On Monday in a article Stephen Bush in the Times observed:
Starmer’s inner circle know they have “a Rishi problem”. The party’s loud focus on the need for the government to protect and create jobs is partly because of the dire economic picture but also because they know that they have to find a way of discrediting and destroying the Tory party’s Plan B before it can be activated. They also want to associate Sunak, who is popular with practically everybody in the country, with Johnson, who is a polarising figure. Thankfully for Labour, they have a powerful ally in that fight: Johnson himself.

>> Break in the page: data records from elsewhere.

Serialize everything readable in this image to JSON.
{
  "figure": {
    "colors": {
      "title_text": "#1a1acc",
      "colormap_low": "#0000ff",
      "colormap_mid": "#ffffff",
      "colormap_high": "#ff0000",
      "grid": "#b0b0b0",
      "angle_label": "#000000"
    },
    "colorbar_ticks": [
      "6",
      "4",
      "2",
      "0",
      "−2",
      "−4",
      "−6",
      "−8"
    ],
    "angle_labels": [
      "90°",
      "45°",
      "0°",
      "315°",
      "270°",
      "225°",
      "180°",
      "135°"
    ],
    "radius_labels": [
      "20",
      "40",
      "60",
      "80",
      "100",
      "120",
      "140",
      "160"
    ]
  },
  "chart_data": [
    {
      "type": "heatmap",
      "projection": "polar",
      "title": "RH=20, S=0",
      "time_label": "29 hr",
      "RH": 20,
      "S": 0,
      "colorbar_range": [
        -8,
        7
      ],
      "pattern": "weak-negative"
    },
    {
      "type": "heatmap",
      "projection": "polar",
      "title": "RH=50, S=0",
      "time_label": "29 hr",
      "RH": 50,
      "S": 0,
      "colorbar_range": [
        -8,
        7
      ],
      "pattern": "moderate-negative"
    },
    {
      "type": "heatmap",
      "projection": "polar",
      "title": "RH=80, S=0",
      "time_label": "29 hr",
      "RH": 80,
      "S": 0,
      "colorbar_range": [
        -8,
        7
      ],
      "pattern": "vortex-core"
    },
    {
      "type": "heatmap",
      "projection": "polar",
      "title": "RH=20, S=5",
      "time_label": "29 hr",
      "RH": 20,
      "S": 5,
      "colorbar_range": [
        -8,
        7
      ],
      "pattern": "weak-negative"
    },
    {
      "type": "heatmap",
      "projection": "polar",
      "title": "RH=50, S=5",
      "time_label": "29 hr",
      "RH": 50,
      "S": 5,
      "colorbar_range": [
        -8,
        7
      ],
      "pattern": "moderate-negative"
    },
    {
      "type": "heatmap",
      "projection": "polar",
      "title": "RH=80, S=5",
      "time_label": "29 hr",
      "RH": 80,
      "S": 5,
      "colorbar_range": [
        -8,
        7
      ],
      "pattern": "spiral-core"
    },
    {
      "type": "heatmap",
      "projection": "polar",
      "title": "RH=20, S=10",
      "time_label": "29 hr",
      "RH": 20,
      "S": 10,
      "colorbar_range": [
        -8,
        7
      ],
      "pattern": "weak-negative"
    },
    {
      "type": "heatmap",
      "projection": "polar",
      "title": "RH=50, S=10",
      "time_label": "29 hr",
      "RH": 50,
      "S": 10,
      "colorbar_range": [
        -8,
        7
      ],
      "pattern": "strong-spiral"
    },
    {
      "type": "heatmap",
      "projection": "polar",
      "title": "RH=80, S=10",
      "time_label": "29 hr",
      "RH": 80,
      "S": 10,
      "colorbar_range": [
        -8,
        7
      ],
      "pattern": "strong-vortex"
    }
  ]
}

He doesn’t worry about being dislodged from Downing Street by his next-door neighbour and No 10 doesn’t spend any of its time working out how to diminish its chancellor. But, as with so many party leaders before him, Johnson’s interests are best served by associating himself with the most popular member of his party, and that’s Sunak.
That popularity for Sunak is seen in poll after poll. The latest ratings from YouGov had the Chancellor with a net rating of plus 38% when asked the “good job/bad job” question. That is miles ahead of both Johnson and Starmer.